宗教作品とは何だろう?
単に宗教的な内容のテキストに曲を付ければ、それが宗教音楽と言えるのだろうか。
テキストが神を讃えていれば、宗教作品と言えるのだろうか。
芸術らしきものがやっと生れかかったばかりの太古の人類にとっては、どんなに素朴なものであれ、それで良かったかも知れない。
しかし、その時代の人々が受けた感動と全く同等の感動を、以後の人間は同じ作品で得ることは出来ない。
そうでなければ、教会は天に向かってあんな姿にはならなかっただろう。奈良の大仏は、あそこまで大きくならなかっただろう。

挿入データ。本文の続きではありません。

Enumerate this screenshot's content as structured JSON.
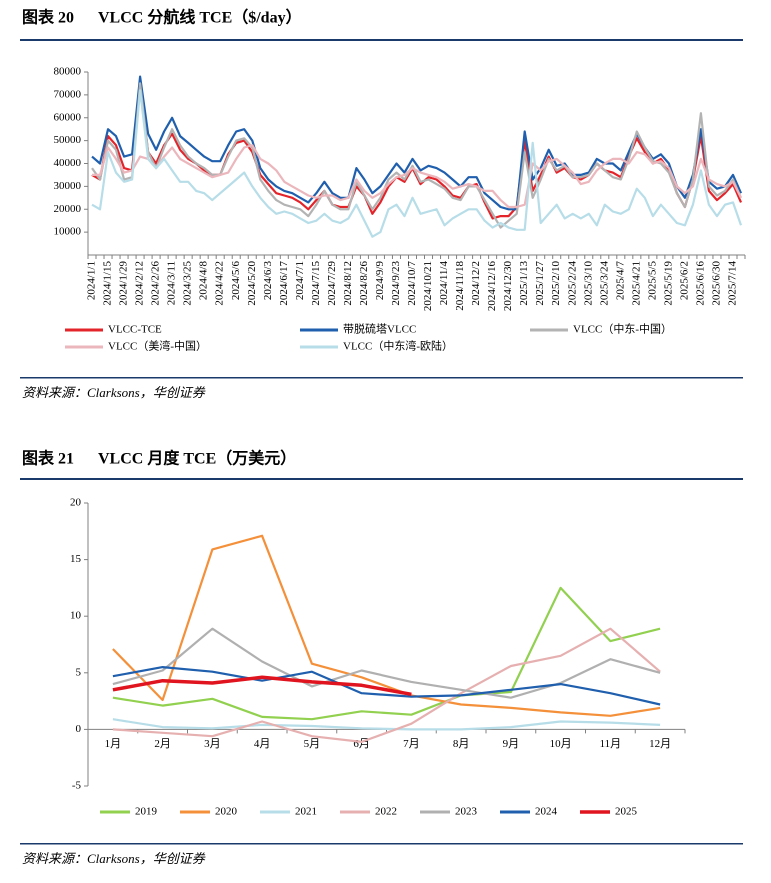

より小さなものから宗教的な感興を覚えることもあるが、それは十字架であったり、花や人形であったり、数珠であったり、動物や人の死骸であったり…
大抵「死」そのもの、あるいは象徴であるか、祭事の道具として具体的な意味を持っていて、宗教作品とは言い難い。
たぶん、ある程度の大きさが宗教的感動を生むのには必要だろう。
ただしジェット機は宗教的感動を与えない。高層ビルも。実用的な必要性から巨大な形になったものは宗教とは無縁だ。
そして「神は細部に宿る」。大きさがあり、なお細部まで完璧に出来ていること。
完璧さと芸術は必ずしも相容れないように思えるが、こと宗教作品に関しては完璧でなければだれも認めない。
欠点は言うに及ばず、人間臭い魅力や自己主張さえ少しでも見えたら、それで終わりだ。
教会建築しかり、教会の天井画しかり、パレストリーナのミサしかり、ブルックナーのシンフォニーしかり…人体もそうだ、宇宙もそうだ。
神業の如く、狂人のごとく、奇跡的な―宗教作品たる条件。
今回、宗教的合唱作品を作曲中。もうすぐ〆切。